What Is an Administration Sale?What Is an Administration Sale?

An administration sale involves the sale of all company assets – including stock and premises – to a new buyer, typically immediately upon an insolvency practitioner being appointed as administrator. This can be the preferred option for preserving jobs, value and trade whilst the administrator assesses the potential to exit out of administration.

Depending on the financial position of the company, the administrator may choose to rescue the business through restructuring to make it viable again, sell the business and preserve employment or liquidate the company. The process offers protection from creditor action as well as a structured environment in which to explore these options.
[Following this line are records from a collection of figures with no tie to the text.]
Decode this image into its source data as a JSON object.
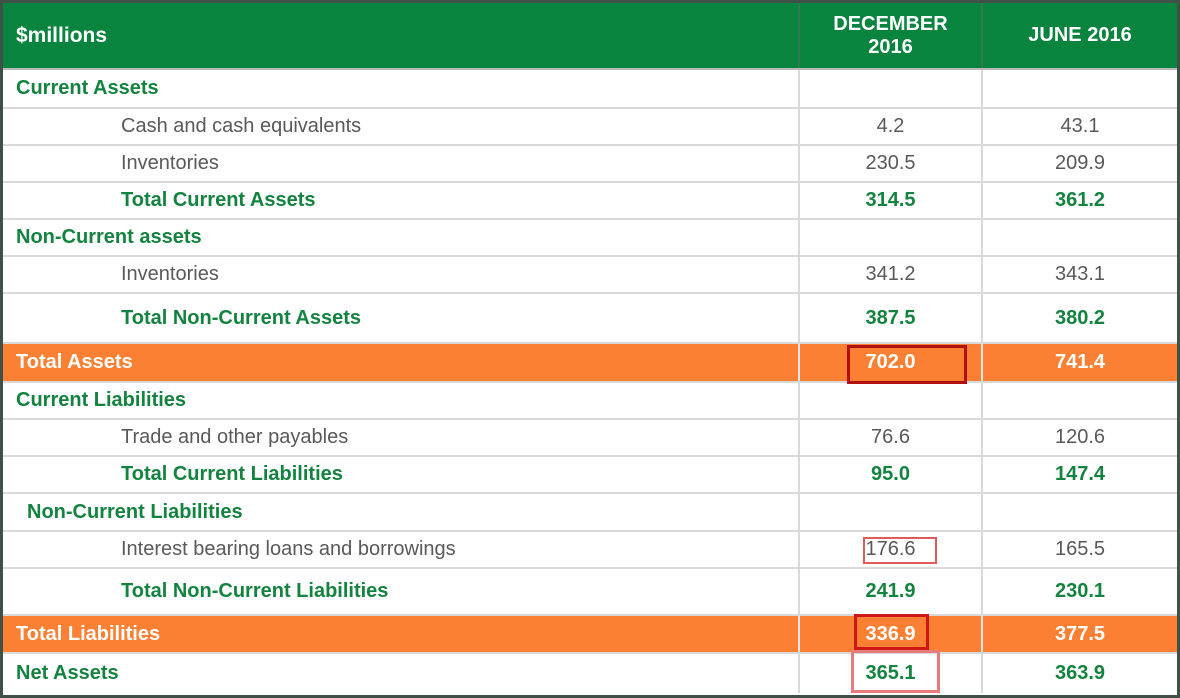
{
  "table_title_unit": "$millions",
  "columns": {
    "label": "$millions",
    "december": "DECEMBER 2016",
    "june": "JUNE 2016"
  },
  "colors": {
    "header_green": "#08843e",
    "text_green": "#13833f",
    "total_orange": "#fb8033",
    "item_gray": "#595959",
    "gridline": "#d9d9d9",
    "outer_border": "#3f5147",
    "annotation_red": "#b40f0f"
  },
  "rows": [
    {
      "label": "Current Assets",
      "dec": "",
      "june": "",
      "type": "section"
    },
    {
      "label": "Cash and cash equivalents",
      "dec": "4.2",
      "june": "43.1",
      "type": "item"
    },
    {
      "label": "Inventories",
      "dec": "230.5",
      "june": "209.9",
      "type": "item"
    },
    {
      "label": "Total Current Assets",
      "dec": "314.5",
      "june": "361.2",
      "type": "subtotal"
    },
    {
      "label": "Non-Current assets",
      "dec": "",
      "june": "",
      "type": "section"
    },
    {
      "label": "Inventories",
      "dec": "341.2",
      "june": "343.1",
      "type": "item"
    },
    {
      "label": "Total Non-Current Assets",
      "dec": "387.5",
      "june": "380.2",
      "type": "subtotal"
    },
    {
      "label": "Total Assets",
      "dec": "702.0",
      "june": "741.4",
      "type": "total",
      "dec_highlight": "red-box-large"
    },
    {
      "label": "Current Liabilities",
      "dec": "",
      "june": "",
      "type": "section"
    },
    {
      "label": "Trade and other payables",
      "dec": "76.6",
      "june": "120.6",
      "type": "item"
    },
    {
      "label": "Total Current Liabilities",
      "dec": "95.0",
      "june": "147.4",
      "type": "subtotal"
    },
    {
      "label": "Non-Current Liabilities",
      "dec": "",
      "june": "",
      "type": "section"
    },
    {
      "label": "Interest bearing loans and borrowings",
      "dec": "176.6",
      "june": "165.5",
      "type": "item",
      "dec_highlight": "red-box-tight"
    },
    {
      "label": "Total Non-Current Liabilities",
      "dec": "241.9",
      "june": "230.1",
      "type": "subtotal"
    },
    {
      "label": "Total Liabilities",
      "dec": "336.9",
      "june": "377.5",
      "type": "total",
      "dec_highlight": "red-box-medium"
    },
    {
      "label": "Net Assets",
      "dec": "365.1",
      "june": "363.9",
      "type": "net",
      "dec_highlight": "red-box-offset"
    }
  ]
}
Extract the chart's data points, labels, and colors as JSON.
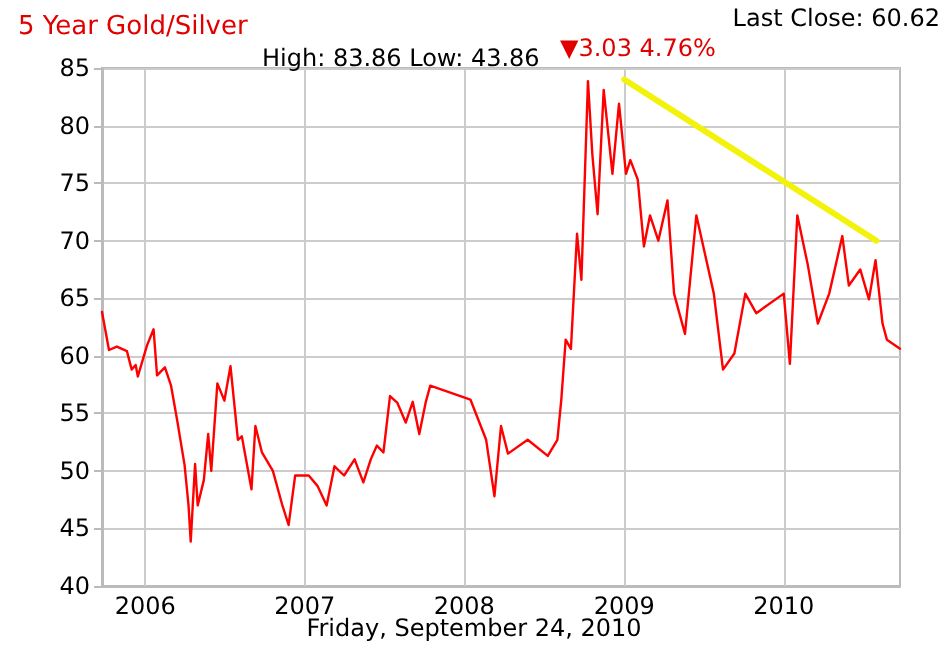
{
  "chart_data": {
    "type": "line",
    "title": "5 Year Gold/Silver",
    "subtitle": "High: 83.86 Low: 43.86",
    "xlabel": "Friday, September 24, 2010",
    "annotations": [
      "Last Close: 60.62",
      "▼3.03 4.76%"
    ],
    "xlim": [
      "2005-09-24",
      "2010-09-24"
    ],
    "xticks": [
      "2006",
      "2007",
      "2008",
      "2009",
      "2010"
    ],
    "ylim": [
      40,
      85
    ],
    "yticks": [
      40,
      45,
      50,
      55,
      60,
      65,
      70,
      75,
      80,
      85
    ],
    "grid": true,
    "marker": "none",
    "line_style": "solid",
    "series": [
      {
        "color": "#ff0000",
        "x": [
          "2005-09-24",
          "2005-10-10",
          "2005-10-28",
          "2005-11-20",
          "2005-12-01",
          "2005-12-10",
          "2005-12-15",
          "2006-01-05",
          "2006-01-20",
          "2006-01-28",
          "2006-02-15",
          "2006-03-01",
          "2006-03-15",
          "2006-04-01",
          "2006-04-10",
          "2006-04-15",
          "2006-04-25",
          "2006-05-01",
          "2006-05-15",
          "2006-05-25",
          "2006-06-01",
          "2006-06-15",
          "2006-07-01",
          "2006-07-15",
          "2006-08-01",
          "2006-08-10",
          "2006-09-01",
          "2006-09-10",
          "2006-09-25",
          "2006-10-20",
          "2006-11-10",
          "2006-11-25",
          "2006-12-10",
          "2007-01-10",
          "2007-01-30",
          "2007-02-20",
          "2007-03-10",
          "2007-04-01",
          "2007-04-25",
          "2007-05-15",
          "2007-06-01",
          "2007-06-15",
          "2007-06-30",
          "2007-07-15",
          "2007-08-01",
          "2007-08-20",
          "2007-09-05",
          "2007-09-20",
          "2007-10-05",
          "2007-10-15",
          "2008-01-15",
          "2008-02-20",
          "2008-03-10",
          "2008-03-25",
          "2008-04-10",
          "2008-05-25",
          "2008-07-10",
          "2008-08-01",
          "2008-08-10",
          "2008-08-20",
          "2008-09-01",
          "2008-09-15",
          "2008-09-25",
          "2008-10-10",
          "2008-10-20",
          "2008-11-01",
          "2008-11-15",
          "2008-12-05",
          "2008-12-20",
          "2009-01-05",
          "2009-01-15",
          "2009-02-01",
          "2009-02-15",
          "2009-03-01",
          "2009-03-20",
          "2009-04-10",
          "2009-04-25",
          "2009-05-20",
          "2009-06-15",
          "2009-07-25",
          "2009-08-15",
          "2009-09-10",
          "2009-10-05",
          "2009-10-30",
          "2010-01-01",
          "2010-01-15",
          "2010-02-01",
          "2010-02-25",
          "2010-03-20",
          "2010-04-15",
          "2010-05-15",
          "2010-05-30",
          "2010-06-25",
          "2010-07-15",
          "2010-07-30",
          "2010-08-15",
          "2010-08-25",
          "2010-09-24"
        ],
        "values": [
          63.8,
          60.5,
          60.8,
          60.4,
          58.8,
          59.2,
          58.2,
          60.9,
          62.3,
          58.3,
          59,
          57.4,
          54.4,
          50.5,
          47,
          43.86,
          50.6,
          47,
          49.2,
          53.2,
          50,
          57.6,
          56.1,
          59.1,
          52.7,
          53,
          48.4,
          53.9,
          51.6,
          50,
          47.1,
          45.3,
          49.6,
          49.6,
          48.7,
          47,
          50.4,
          49.6,
          51,
          49,
          51,
          52.2,
          51.6,
          56.5,
          55.9,
          54.2,
          56,
          53.2,
          56,
          57.4,
          56.2,
          52.7,
          47.8,
          53.9,
          51.5,
          52.7,
          51.3,
          52.7,
          56.2,
          61.4,
          60.6,
          70.6,
          66.6,
          83.86,
          77.5,
          72.3,
          83.1,
          75.8,
          81.9,
          75.8,
          77,
          75.3,
          69.5,
          72.2,
          70,
          73.5,
          65.4,
          61.9,
          72.2,
          65.4,
          58.8,
          60.2,
          65.4,
          63.7,
          65.4,
          59.3,
          72.2,
          67.9,
          62.8,
          65.4,
          70.4,
          66.1,
          67.5,
          64.9,
          68.3,
          62.8,
          61.4,
          60.62
        ]
      },
      {
        "color": "#f2f20a",
        "x": [
          "2009-01-01",
          "2010-08-01"
        ],
        "values": [
          84,
          70
        ]
      }
    ]
  }
}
Insolvency Administration Sale: Strategies and Considerations

Once the company enters administration, a Statement of Affairs will be prepared and submitted to creditors detailing details of the company’s affairs, assets and liabilities. During this period the directors relinquish control of the company and are unable to interfere with proceedings. Unsecured creditors are unable to influence proceedings but can submit their claims in writing to the administrator who will keep them updated on progress. During this time any employees transferred over to the new company will be protected by TUPE (Transfer of Undertakings and Protection of Employment) legislation.

If a sale of the company as a going concern is possible, it will provide higher returns for creditors and a higher chance of retaining jobs. However, there will be costs associated with the administration that need to be settled and a legal requirement for the public to be made aware of the company being in administration through a notice placed in The London Gazette.